Relaciones de poder en los medios de comunicación
A partir de estos estudios, de estos libros y del modelo de Almond y Verba se han diseñado en México encuestas de cultura política realizadas por el INEGI y la SEGOB, para clarificar las relaciones de poder en los medios de comunicación que deben tener los actores políticos, por ello las variables se centran en la percepción sobre instituciones, confianza y eficacia política, democracia y autoritarismo. Otras investigaciones, como el Barómetro Latinoamericano, se basan en estos temas, la elaboración de indicadores sobre el Estado y la democracia.

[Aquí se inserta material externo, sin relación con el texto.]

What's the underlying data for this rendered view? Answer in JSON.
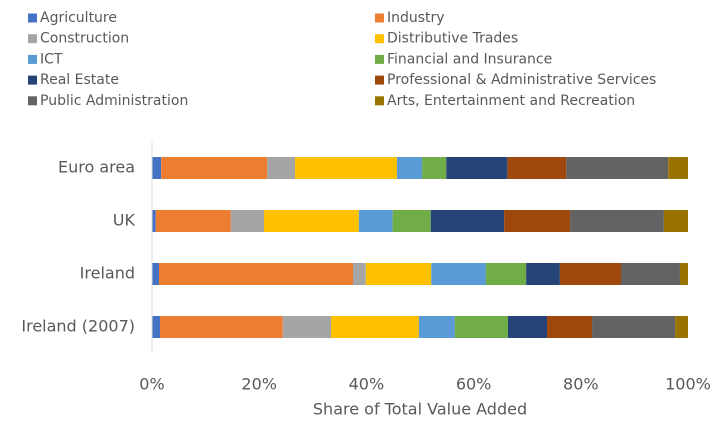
{
  "chart_data": {
    "type": "stacked_barh",
    "x_label": "Share of Total Value Added",
    "categories": [
      "Euro area",
      "UK",
      "Ireland",
      "Ireland (2007)"
    ],
    "series": [
      {
        "name": "Agriculture",
        "color": "#4472c4",
        "values": [
          1.7,
          0.7,
          1.3,
          1.5
        ]
      },
      {
        "name": "Industry",
        "color": "#ed7d31",
        "values": [
          19.8,
          14.0,
          36.2,
          22.9
        ]
      },
      {
        "name": "Construction",
        "color": "#a5a5a5",
        "values": [
          5.2,
          6.2,
          2.4,
          9.0
        ]
      },
      {
        "name": "Distributive Trades",
        "color": "#ffc000",
        "values": [
          19.0,
          17.7,
          12.2,
          16.4
        ]
      },
      {
        "name": "ICT",
        "color": "#5b9bd5",
        "values": [
          4.7,
          6.3,
          10.2,
          6.7
        ]
      },
      {
        "name": "Financial and Insurance",
        "color": "#70ad47",
        "values": [
          4.5,
          7.1,
          7.5,
          9.9
        ]
      },
      {
        "name": "Real Estate",
        "color": "#264478",
        "values": [
          11.4,
          13.7,
          6.3,
          7.3
        ]
      },
      {
        "name": "Professional & Administrative Services",
        "color": "#9e480e",
        "values": [
          11.0,
          12.3,
          11.4,
          8.4
        ]
      },
      {
        "name": "Public Administration",
        "color": "#636363",
        "values": [
          19.0,
          17.5,
          11.0,
          15.5
        ]
      },
      {
        "name": "Arts, Entertainment and Recreation",
        "color": "#997300",
        "values": [
          3.7,
          4.5,
          1.5,
          2.4
        ]
      }
    ],
    "xlim": [
      0,
      100
    ],
    "xticks": [
      {
        "value": 0,
        "label": "0%"
      },
      {
        "value": 20,
        "label": "20%"
      },
      {
        "value": 40,
        "label": "40%"
      },
      {
        "value": 60,
        "label": "60%"
      },
      {
        "value": 80,
        "label": "80%"
      },
      {
        "value": 100,
        "label": "100%"
      }
    ]
  }
}
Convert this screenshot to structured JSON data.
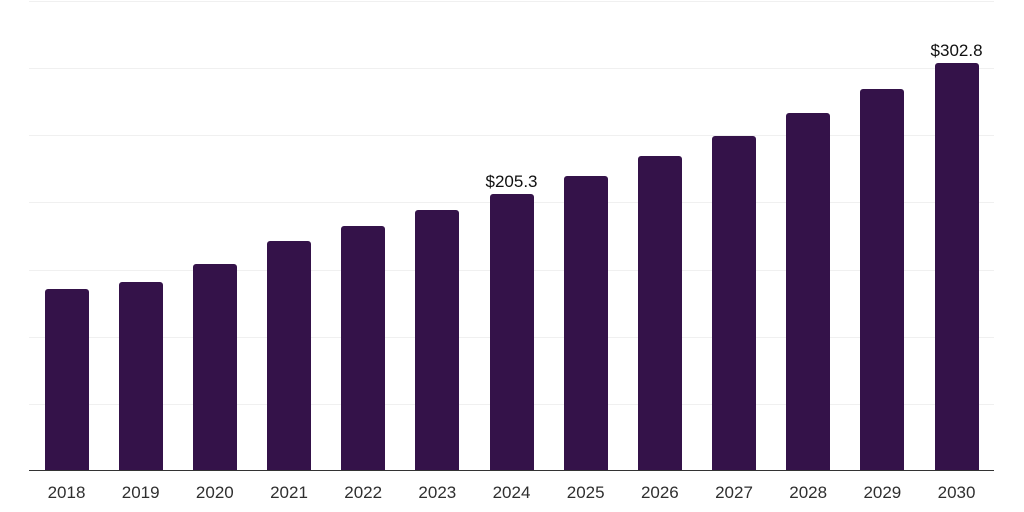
{
  "chart_data": {
    "type": "bar",
    "title": "",
    "xlabel": "",
    "ylabel": "",
    "categories": [
      "2018",
      "2019",
      "2020",
      "2021",
      "2022",
      "2023",
      "2024",
      "2025",
      "2026",
      "2027",
      "2028",
      "2029",
      "2030"
    ],
    "values": [
      134.8,
      140.2,
      153.4,
      170.4,
      182.0,
      193.7,
      205.3,
      218.6,
      233.8,
      249.1,
      265.6,
      284.0,
      302.8
    ],
    "data_labels": {
      "2024": "$205.3",
      "2030": "$302.8"
    },
    "ylim": [
      0,
      350
    ],
    "gridline_step": 50,
    "grid": true,
    "legend": "none",
    "colors": {
      "bar": "#341249",
      "gridline": "#f0f0f0",
      "axis": "#333333",
      "tick_label": "#2f2f2f",
      "data_label": "#101010",
      "background": "#ffffff"
    }
  }
}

Una de las investigaciones más sobresalientes que se debe consultar es la del programa de Naciones Unidas para el desarrollo en América Latina, que presentó en 2006 el informe del periodo 2001-2005 denominado “La democracia en América Latina. Hacia una democracia de ciudadanos y ciudadanas”. Por lo tanto, podemos decir que existen democracias electorales en el que la sociedad desorganizada y organizada sacrifica la democracia por un mejor nivel socioeconómico y que el desarrollo de la democracia es a partir de la lucha contra la pobreza y la desigualdad y que solo entiende el ciudadano que la democracia es el sistema de gobierno no como un sistema de vida, en el que los partidos políticos se encuentran en severa crisis social. Entonces, desde los medios de comunicación se trata de fortalecer a la ciudadanía para promover nuevos proyectos colectivos viables, pero la representación de grupos poblacionales es baja y la asistencia a las urnas irregular, existe apatía en tratar los asuntos públicos.
Ésta es la relación de poder en los medios de comunicación entre ciudadanos, los actores políticos y el sistema político en términos de eficacia política; sólo evalúan las coyunturas electorales, funcionamiento de la democracia, y el deber ser de ésta para poder actuar.

* Ponencia presentada en el Foro “LA CULTURA POLÍTICA EN LOS MEDIOS DE COMUNICACIÓN”. Centro de Estudios en Ciencias de la Comunicación. Facultad de Ciencias Políticas y Sociales, Universidad Nacional Autónoma de México. Sala Fernando Benítez. Jueves 29 de agosto de 2013.
1Almond Gabriel, y Sidney Verbe, The civic cultura revisited, Boston, Little Brown. 1984. Y The civic culture: political. Attitudes and democracy in five nations, Nueva Jersey, Princeton University Press, 1963.